Marietta Confederate Cemetery - "Garden of Heroes" - Marietta, GA
Posted by: Groundspeak Premium Member Markerman62
N 33° 56.745 W 084° 32.935
16S E 726522 N 3758847
Located in the cemetery near Confederate Avenue and West Atlanta Street SE, Marietta
Waymark Code: WM18037
Location: Georgia, United States
Date Posted: 04/30/2023
Published By:Groundspeak Premium Member Markerman62
Views: 0

This cemetery was established on property once owned by the First Baptist Church of Marietta. Following the church's move, John H. Glover, Marietta's first mayor, bought this parcel. His wife, Jane Porter Glover, permitted this quiet corner of their 3,000-acre Bushy Park Plantation to accommodate the burial of approximately 20 Confederate soldiers of the 50th Tennessee Infantry Regiment who perished in a train wreck north of Marietta on September 13, 1863. New graves were added following the Battle of Chickamauga on September 19 and 20, 1863. Major expansions occurred after the war's fighting reached nearby Kennesaw Mountain on June 27, 1864.
The greatest expansion of the cemetery took place after the war. In 1866, the Georgia Legislature appropriated $3,500 to collect the remains of Confederate soldiers who fell elsewhere and bring them to Marietta for reburial. Catherine Winn of the Ladies' Aid Society and Mary Green of the Georgia Memorial Association spearheaded the recovery effort. They organized groups of women to search for soldiers killed on the battlefields at Chickamauga, Ringgold, Kennesaw Mountain, Kolb Farm and other points north of the Chattahoochee River.
As the original wooden grave markers weathered away, the names of soldiers buried here were lost. In 1902, caretakers replaced the wooden markers with plain marble markers. The Ladies' Memorial Association turned the property over to the State of Georgia in 1908. That same year the Kennesaw Chapter of the United Daughters of the Confederacy dedicated the tall marble veterans' monument "To Our Confederate Dead." Former Confederate Brigadier General Clement A. Evans referred to the cemetery as "a rare garden of heroes" when he helped dedicate the monument.

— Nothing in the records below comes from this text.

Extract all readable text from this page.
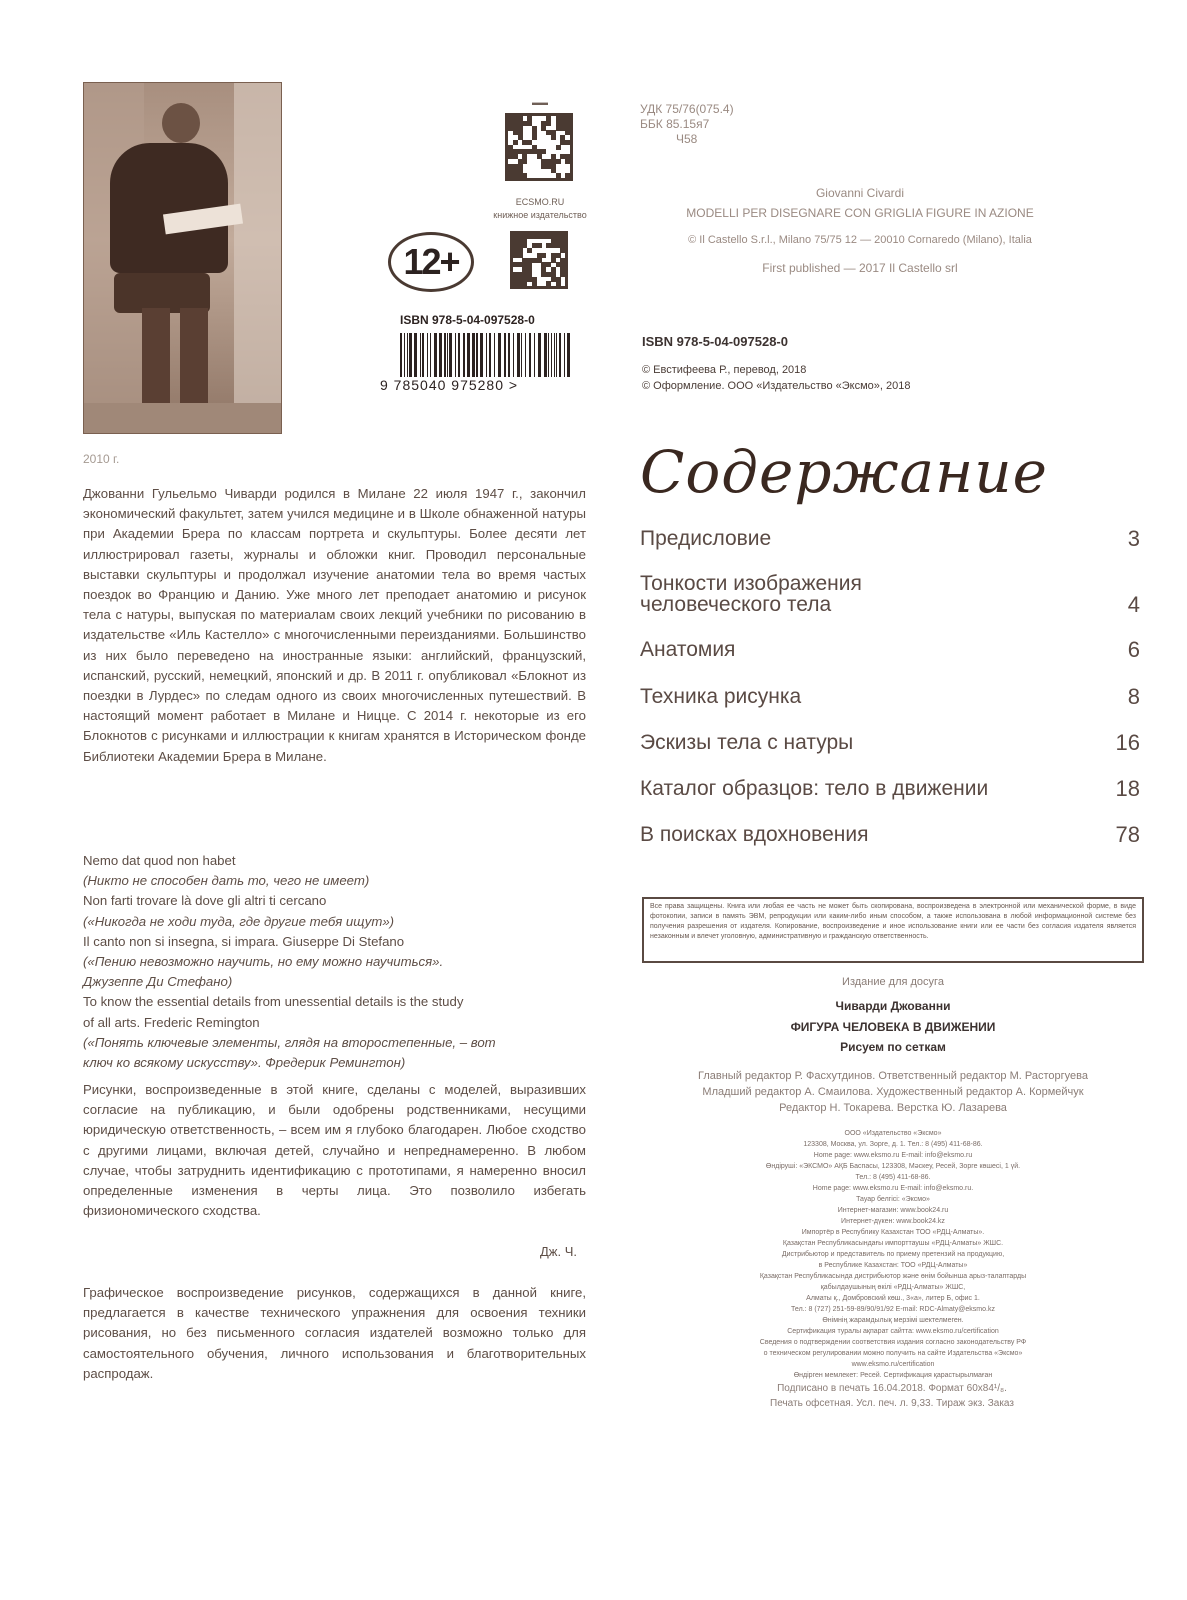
▬▬
ECSMO.RU
книжное издательство
12+
ISBN 978-5-04-097528-0
9 785040 975280 >
УДК 75/76(075.4)
ББК 85.15я7
Ч58
Giovanni Civardi
MODELLI PER DISEGNARE CON GRIGLIA FIGURE IN AZIONE
© Il Castello S.r.l., Milano 75/75 12 — 20010 Cornaredo (Milano), Italia
First published — 2017 Il Castello srl
ISBN 978-5-04-097528-0
© Евстифеева Р., перевод, 2018
© Оформление. ООО «Издательство «Эксмо», 2018
Содержание
Предисловие	3
Тонкости изображения человеческого тела	4
Анатомия	6
Техника рисунка	8
Эскизы тела с натуры	16
Каталог образцов: тело в движении	18
В поисках вдохновения	78
2010 г.
Джованни Гульельмо Чиварди родился в Милане 22 июля 1947 г., закончил экономический факультет, затем учился медицине и в Школе обнаженной натуры при Академии Брера по классам портрета и скульптуры. Более десяти лет иллюстрировал газеты, журналы и обложки книг. Проводил персональные выставки скульптуры и продолжал изучение анатомии тела во время частых поездок во Францию и Данию. Уже много лет преподает анатомию и рисунок тела с натуры, выпуская по материалам своих лекций учебники по рисованию в издательстве «Иль Кастелло» с многочисленными переизданиями. Большинство из них было переведено на иностранные языки: английский, французский, испанский, русский, немецкий, японский и др. В 2011 г. опубликовал «Блокнот из поездки в Лурдес» по следам одного из своих многочисленных путешествий. В настоящий момент работает в Милане и Ниццe. С 2014 г. некоторые из его Блокнотов с рисунками и иллюстрации к книгам хранятся в Историческом фонде Библиотеки Академии Брера в Милане.
Nemo dat quod non habet
(Никто не способен дать то, чего не имеет)
Non farti trovare là dove gli altri ti cercano
(«Никогда не ходи туда, где другие тебя ищут»)
Il canto non si insegna, si impara. Giuseppe Di Stefano
(«Пению невозможно научить, но ему можно научиться».
Джузеппе Ди Стефано)
To know the essential details from unessential details is the study
of all arts. Frederic Remington
(«Понять ключевые элементы, глядя на второстепенные, – вот
ключ ко всякому искусству». Фредерик Ремингтон)
Рисунки, воспроизведенные в этой книге, сделаны с моделей, выразивших согласие на публикацию, и были одобрены родственниками, несущими юридическую ответственность, – всем им я глубоко благодарен. Любое сходство с другими лицами, включая детей, случайно и непреднамеренно. В любом случае, чтобы затруднить идентификацию с прототипами, я намеренно вносил определенные изменения в черты лица. Это позволило избегать физиономического сходства.
Дж. Ч.
Графическое воспроизведение рисунков, содержащихся в данной книге, предлагается в качестве технического упражнения для освоения техники рисования, но без письменного согласия издателей возможно только для самостоятельного обучения, личного использования и благотворительных распродаж.
Все права защищены. Книга или любая ее часть не может быть скопирована, воспроизведена в электронной или механической форме, в виде фотокопии, записи в память ЭВМ, репродукции или каким-либо иным способом, а также использована в любой информационной системе без получения разрешения от издателя. Копирование, воспроизведение и иное использование книги или ее части без согласия издателя является незаконным и влечет уголовную, административную и гражданскую ответственность.
Издание для досуга
Чиварди Джованни
ФИГУРА ЧЕЛОВЕКА В ДВИЖЕНИИ
Рисуем по сеткам
Главный редактор Р. Фасхутдинов. Ответственный редактор М. Расторгуева
Младший редактор А. Смаилова. Художественный редактор А. Кормейчук
Редактор Н. Токарева. Верстка Ю. Лазарева
ООО «Издательство «Эксмо»
123308, Москва, ул. Зорге, д. 1. Тел.: 8 (495) 411-68-86.
Home page: www.eksmo.ru E-mail: info@eksmo.ru
Өндіруші: «ЭКСМО» АҚБ Баспасы, 123308, Мәскеу, Ресей, Зорге көшесі, 1 үй.
Тел.: 8 (495) 411-68-86.
Home page: www.eksmo.ru E-mail: info@eksmo.ru.
Тауар белгісі: «Эксмо»
Интернет-магазин: www.book24.ru
Интернет-дүкен: www.book24.kz
Импортёр в Республику Казахстан ТОО «РДЦ-Алматы».
Қазақстан Республикасындағы импорттаушы «РДЦ-Алматы» ЖШС.
Дистрибьютор и представитель по приему претензий на продукцию,
в Республике Казахстан: ТОО «РДЦ-Алматы»
Қазақстан Республикасында дистрибьютор және өнім бойынша арыз-талаптарды
қабылдаушының өкілі «РДЦ-Алматы» ЖШС,
Алматы қ., Домбровский көш., 3«а», литер Б, офис 1.
Тел.: 8 (727) 251-59-89/90/91/92 E-mail: RDC-Almaty@eksmo.kz
Өнімнің жарамдылық мерзімі шектелмеген.
Сертификация туралы ақпарат сайтта: www.eksmo.ru/certification
Сведения о подтверждении соответствия издания согласно законодательству РФ
о техническом регулировании можно получить на сайте Издательства «Эксмо»
www.eksmo.ru/certification
Өндірген мемлекет: Ресей. Сертификация қарастырылмаған
Подписано в печать 16.04.2018. Формат 60x84¹/₈.
Печать офсетная. Усл. печ. л. 9,33. Тираж экз. Заказ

In 1910, an act of Congress returned Marietta's “Little Cannon” to the cemetery from an arsenal in Watervilet, New York. Captured near Savannah in 1864, its 6-pounder barrel had originally been cast before the war for the Georgia Military Institute's use. The barrel's Latin inscription, “Victrix fortunae Sapientia," translates to “Wisdom, the Victor over Fortune."

Also in 1910, fifteen identical markers were placed among the cemetery's headstones, One marker was placed for each of the eleven Confederate states, plus one for Kentucky, a single one for Maryland and Missouri, one for the Confederate Soldiers Home section, and one for the Hospital section. More than 3,000 Confederate soldiers now lie in the cemetery.
The Confederate Soldiers Home section includes the grave of Bill Yopp, an African-American drummer for the 14th Georgia Infantry Regiment. Born into slavery near Dublin, Georgia, Bill was the personal servant of Thomas Yopp. When Thomas joined the Confederate army, he took Bill with him. Bill performed various tasks for the soldiers, always charging ten cents. He gained the nickname “Ten Cent Bill.”

In his later years, Bill, who took the last name of his former master, re-joined Thomas Yopp at the Confederate Soldiers Home. Bill Yopp was made a member of the United Confederate Veterans before dying in 1936.
Type of Marker: Other

Marker #: 22

Sponsor: Georgia Civil War Heritage Trail, Inc.